Perm ville de l’Oural, 1975. Grigori Yurdine alias Grisha, sept ans, assiste à l’enterrement de son père mort dans l’usine de câbles. Orphelin ou presque sa mère étant internée en hôpital psychiatrique, il est confié à Nikolaï Leonidovitch et à sa femme Maria. En 1992 Grisha est un des élèves les plus brillants de l’Institut polytechnique de Perm, et aussi un joueur d’échecs reconnu de la région. Il espère être embauché au bureau d’études de l’usine mais est nommé dans le service comptable. C’est là qu’il découvre les malversations du directeur. L’Union soviétique est tombée depuis un an, et la banque mondiale prépare les privatisations d’Eltsine. Quand Grigori Yurdine apprend par sa sœur que son usine fait partie du lot, il décide de la racheter en s’associant au directeur. C’est le début d’une ascension qui va le mener loin.
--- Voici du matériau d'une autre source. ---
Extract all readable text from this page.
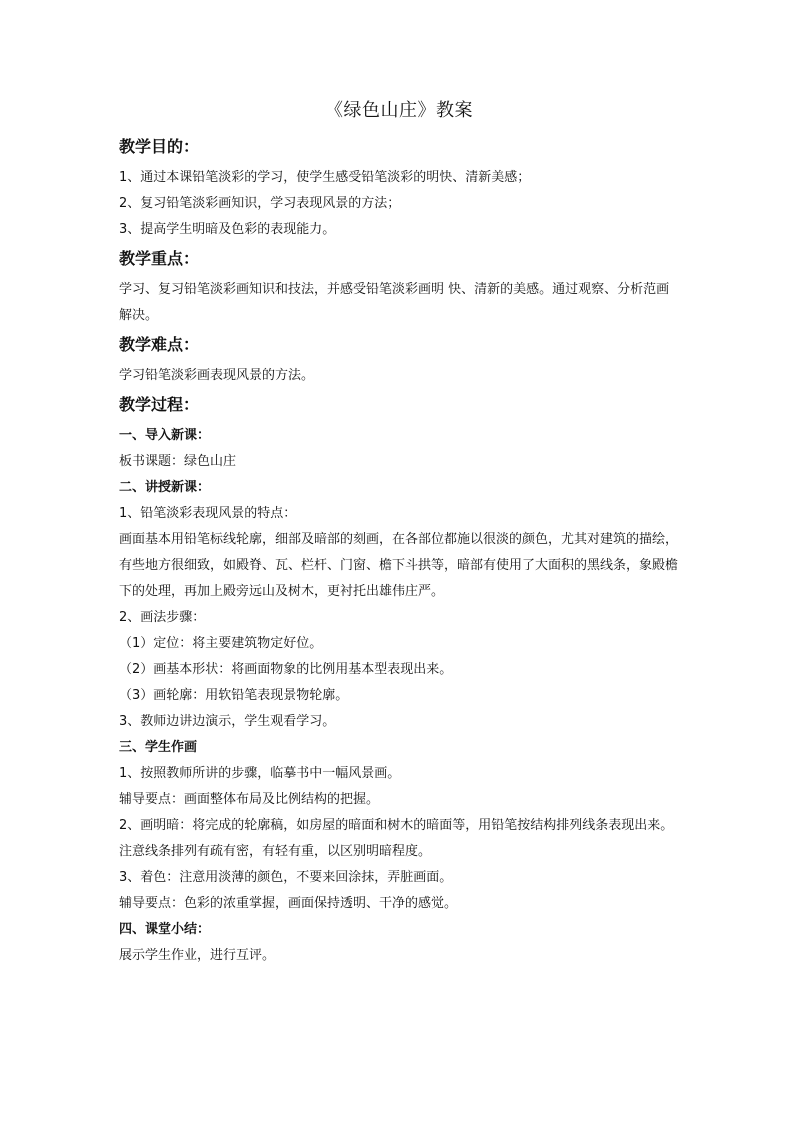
《绿色山庄》教案
教学目的：

1、通过本课铅笔淡彩的学习，使学生感受铅笔淡彩的明快、清新美感；

2、复习铅笔淡彩画知识，学习表现风景的方法；

3、提高学生明暗及色彩的表现能力。

教学重点：

学习、复习铅笔淡彩画知识和技法，并感受铅笔淡彩画明 快、清新的美感。通过观察、分析范画解决。

教学难点：

学习铅笔淡彩画表现风景的方法。

教学过程：
一、导入新课：

板书课题：绿色山庄

二、讲授新课：

1、铅笔淡彩表现风景的特点：

画面基本用铅笔标线轮廓，细部及暗部的刻画，在各部位都施以很淡的颜色，尤其对建筑的描绘，有些地方很细致，如殿脊、瓦、栏杆、门窗、檐下斗拱等，暗部有使用了大面积的黑线条，象殿檐下的处理，再加上殿旁远山及树木，更衬托出雄伟庄严。

2、画法步骤：

（1）定位：将主要建筑物定好位。

（2）画基本形状：将画面物象的比例用基本型表现出来。

（3）画轮廓：用软铅笔表现景物轮廓。

3、教师边讲边演示，学生观看学习。

三、学生作画

1、按照教师所讲的步骤，临摹书中一幅风景画。

辅导要点：画面整体布局及比例结构的把握。

2、画明暗：将完成的轮廓稿，如房屋的暗面和树木的暗面等，用铅笔按结构排列线条表现出来。注意线条排列有疏有密，有轻有重，以区别明暗程度。

3、着色：注意用淡薄的颜色，不要来回涂抹，弄脏画面。

辅导要点：色彩的浓重掌握，画面保持透明、干净的感觉。

四、课堂小结：

展示学生作业，进行互评。
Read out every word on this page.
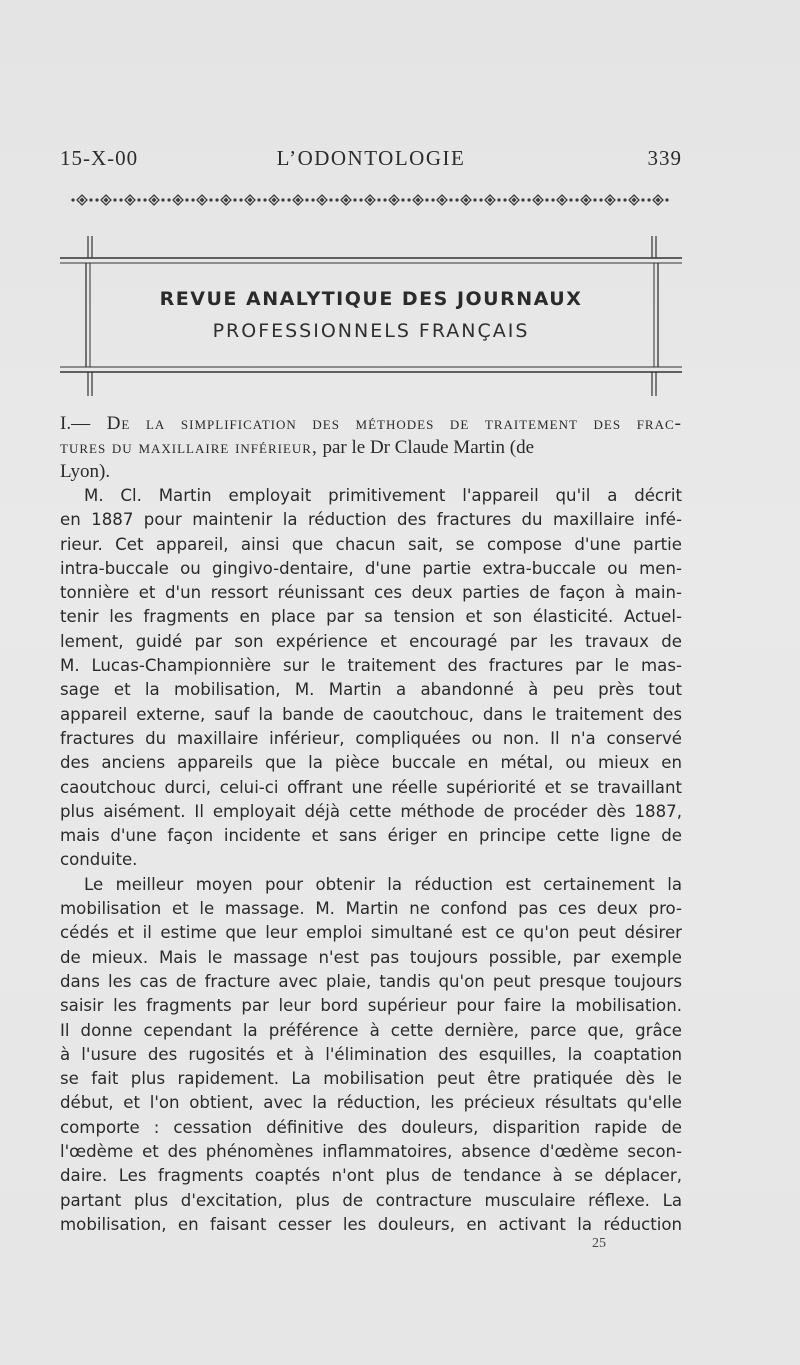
15-X-00	L’ODONTOLOGIE	339
REVUE ANALYTIQUE DES JOURNAUX
PROFESSIONNELS FRANÇAIS
I.— De la simplification des méthodes de traitement des frac-
tures du maxillaire inférieur, par le Dr Claude Martin (de
Lyon).
M. Cl. Martin employait primitivement l'appareil qu'il a décrit
en 1887 pour maintenir la réduction des fractures du maxillaire infé-
rieur. Cet appareil, ainsi que chacun sait, se compose d'une partie
intra-buccale ou gingivo-dentaire, d'une partie extra-buccale ou men-
tonnière et d'un ressort réunissant ces deux parties de façon à main-
tenir les fragments en place par sa tension et son élasticité. Actuel-
lement, guidé par son expérience et encouragé par les travaux de
M. Lucas-Championnière sur le traitement des fractures par le mas-
sage et la mobilisation, M. Martin a abandonné à peu près tout
appareil externe, sauf la bande de caoutchouc, dans le traitement des
fractures du maxillaire inférieur, compliquées ou non. Il n'a conservé
des anciens appareils que la pièce buccale en métal, ou mieux en
caoutchouc durci, celui-ci offrant une réelle supériorité et se travaillant
plus aisément. Il employait déjà cette méthode de procéder dès 1887,
mais d'une façon incidente et sans ériger en principe cette ligne de
conduite.
Le meilleur moyen pour obtenir la réduction est certainement la
mobilisation et le massage. M. Martin ne confond pas ces deux pro-
cédés et il estime que leur emploi simultané est ce qu'on peut désirer
de mieux. Mais le massage n'est pas toujours possible, par exemple
dans les cas de fracture avec plaie, tandis qu'on peut presque toujours
saisir les fragments par leur bord supérieur pour faire la mobilisation.
Il donne cependant la préférence à cette dernière, parce que, grâce
à l'usure des rugosités et à l'élimination des esquilles, la coaptation
se fait plus rapidement. La mobilisation peut être pratiquée dès le
début, et l'on obtient, avec la réduction, les précieux résultats qu'elle
comporte : cessation définitive des douleurs, disparition rapide de
l'œdème et des phénomènes inflammatoires, absence d'œdème secon-
daire. Les fragments coaptés n'ont plus de tendance à se déplacer,
partant plus d'excitation, plus de contracture musculaire réflexe. La
mobilisation, en faisant cesser les douleurs, en activant la réduction
25
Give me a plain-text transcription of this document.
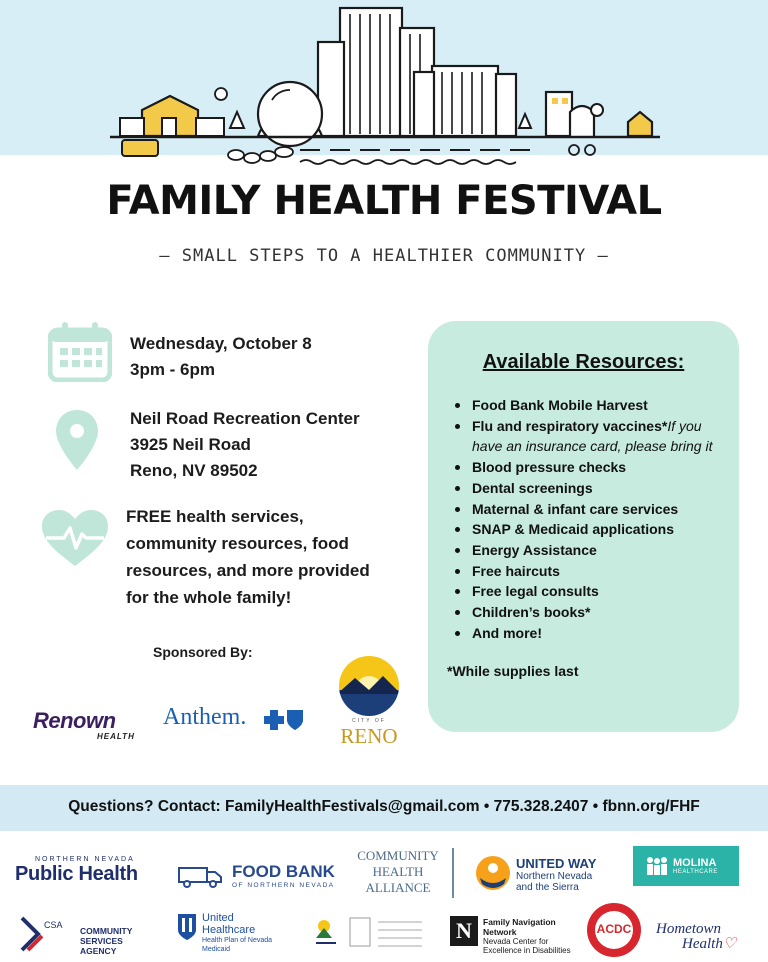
FAMILY HEALTH FESTIVAL
— SMALL STEPS TO A HEALTHIER COMMUNITY —
Wednesday, October 8
3pm - 6pm
Neil Road Recreation Center
3925 Neil Road
Reno, NV 89502
FREE health services,
community resources, food
resources, and more provided
for the whole family!
Sponsored By:
Renown
HEALTH
Anthem.	CITY OF
RENO
Available Resources:
Food Bank Mobile Harvest
Flu and respiratory vaccines*If you have an insurance card, please bring it
Blood pressure checks
Dental screenings
Maternal & infant care services
SNAP & Medicaid applications
Energy Assistance
Free haircuts
Free legal consults
Children’s books*
And more!
*While supplies last
Questions? Contact: FamilyHealthFestivals@gmail.com • 775.328.2407 • fbnn.org/FHF
NORTHERN NEVADA
Public Health	FOOD BANK
OF NORTHERN NEVADA
COMMUNITY
HEALTH
ALLIANCE
UNITED WAY
Northern Nevada
and the Sierra
MOLINA
HEALTHCARE
CSA
COMMUNITY
SERVICES AGENCY
United
Healthcare
Health Plan of Nevada
Medicaid
N	Family Navigation Network
Nevada Center for
Excellence in Disabilities
ACDC	Hometown
Health♡
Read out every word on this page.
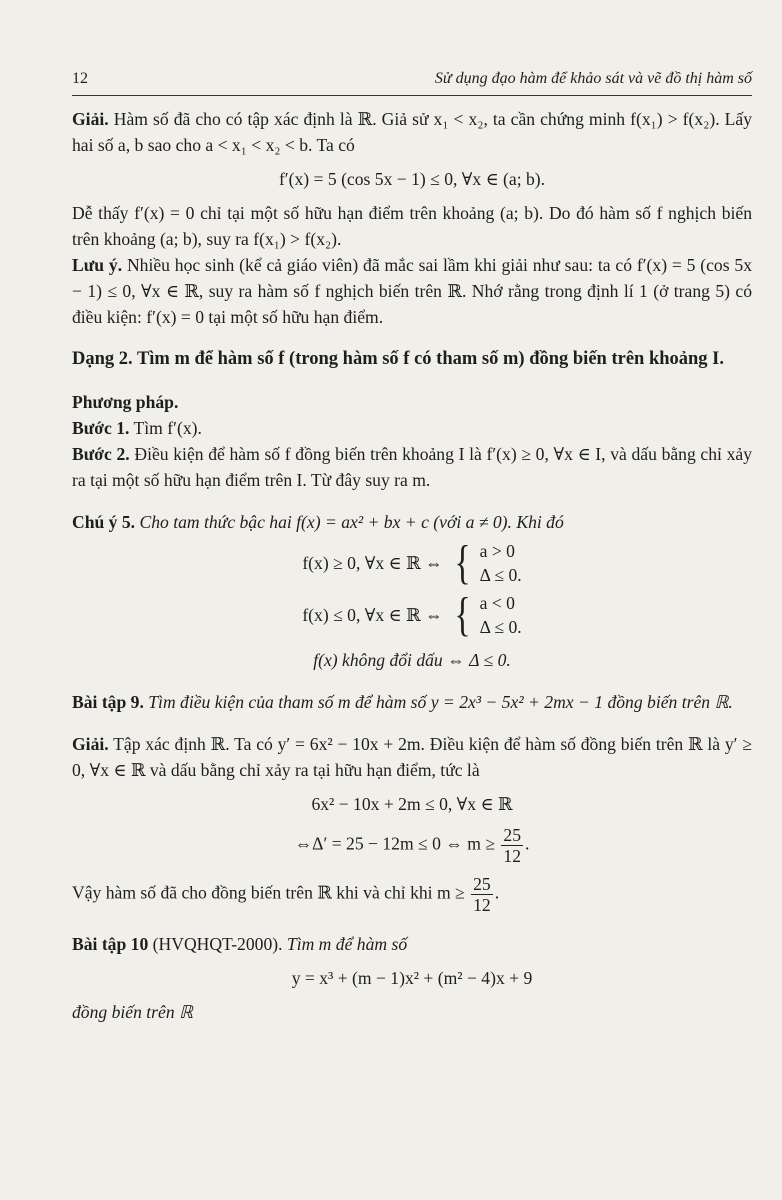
12	Sử dụng đạo hàm để khảo sát và vẽ đồ thị hàm số

Giải. Hàm số đã cho có tập xác định là ℝ. Giả sử x₁ < x₂, ta cần chứng minh f(x₁) > f(x₂). Lấy hai số a, b sao cho a < x₁ < x₂ < b. Ta có

f′(x) = 5 (cos 5x − 1) ≤ 0, ∀x ∈ (a; b).

Dễ thấy f′(x) = 0 chỉ tại một số hữu hạn điểm trên khoảng (a; b). Do đó hàm số f nghịch biến trên khoảng (a; b), suy ra f(x₁) > f(x₂).

Lưu ý. Nhiều học sinh (kể cả giáo viên) đã mắc sai lầm khi giải như sau: ta có f′(x) = 5 (cos 5x − 1) ≤ 0, ∀x ∈ ℝ, suy ra hàm số f nghịch biến trên ℝ. Nhớ rằng trong định lí 1 (ở trang 5) có điều kiện: f′(x) = 0 tại một số hữu hạn điểm.

Dạng 2. Tìm m để hàm số f (trong hàm số f có tham số m) đồng biến trên khoảng I.

Phương pháp.

Bước 1. Tìm f′(x).

Bước 2. Điều kiện để hàm số f đồng biến trên khoảng I là f′(x) ≥ 0, ∀x ∈ I, và dấu bằng chỉ xảy ra tại một số hữu hạn điểm trên I. Từ đây suy ra m.

Chú ý 5. Cho tam thức bậc hai f(x) = ax² + bx + c (với a ≠ 0). Khi đó

f(x) ≥ 0, ∀x ∈ ℝ ⇔ { a > 0
Δ ≤ 0.
f(x) ≤ 0, ∀x ∈ ℝ ⇔ { a < 0
Δ ≤ 0.
f(x) không đổi dấu ⇔ Δ ≤ 0.

Bài tập 9. Tìm điều kiện của tham số m để hàm số y = 2x³ − 5x² + 2mx − 1 đồng biến trên ℝ.

Giải. Tập xác định ℝ. Ta có y′ = 6x² − 10x + 2m. Điều kiện để hàm số đồng biến trên ℝ là y′ ≥ 0, ∀x ∈ ℝ và dấu bằng chỉ xảy ra tại hữu hạn điểm, tức là

6x² − 10x + 2m ≤ 0, ∀x ∈ ℝ
⇔Δ′ = 25 − 12m ≤ 0 ⇔ $m \ge \frac{25}{12}$ .

Vậy hàm số đã cho đồng biến trên ℝ khi và chỉ khi $m \ge \frac{25}{12}$ .

Bài tập 10 (HVQHQT-2000). Tìm m để hàm số

y = x³ + (m − 1)x² + (m² − 4)x + 9

đồng biến trên ℝ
 Grigori Yurdine n’est pas un prédateur qui construit sa fortune par la violence et les meurtres

Oligarque c’est une histoire haletante écrite par une autrice dont on ne sait rien car Elena B. Morozov est un pseudonyme. C’est un thriller qui oscille de 1975 à 2000 entre l’économie et la politique, la Russie et la Grande -Bretagne. C’est le portrait d’un homme ambitieux bien plus fin que les oligarques présentés par Benoît Vitkine dans Les Loups ou Donbass. Parce que Grigori Yurdine n’est pas un prédateur qui construit sa fortune par la violence et les meurtres. Son domaine d’action ne se limite pas aux matières premières. Il n’exhibe pas sa richesse en achetant un club de football comme l’a fait Roman Abramovitch avec celui de Chelsea. Plus qu’un mafieux, Yurdine est un financier qui sait tirer profit de son environnement. En achetant son usine pendant les années Eltsine. Puis en développant son patrimoine à la City de Londres. Le roman consacre d’ailleurs davantage de temps à décrire la crise des subprimes et les comportements toxiques des banquiers londoniens que l’effondrement de l’URSS.

Oligarque propose une excellente présentation de la crise financière de 2008

Contrairement à beaucoup de nouveaux riches russes, Yurdine ne s’est pas enfui de son pays pour échapper à Poutine. Il fait des affaires à Londres car c’est là et à New York que se construisent les groupes financiers à coups de cessions et d’acquisitions. Le récit vaut beaucoup par la description de l’aristocratie anglaise qui défend ses privilèges tout en cédant à la tentation des nouveaux produits bancaires par appât du gain. Oligarque propose une excellente présentation de la crise financière de 2008, quand les banques prises de panique ont cessé de se prêter de l’argent parce qu’elles ne se faisaient plus confiance. Du capital on en trouvait en acceptant de céder son entreprise, mais des liquidités nulle part. D’où l’épineuse question posée à ceux dont la famille dirigeait la banque depuis des générations : vallait-il mieux tomber avec les honneurs ou travailler avec des personnes au CV plus que douteux ? Le roman reste quand même un thriller dont on attend la fin avec impatience. Car pour l’avenir des banquiers, aucun suspens. Hormis chez Lehman Brothers, il n’y a pas eu beaucoup de dégâts.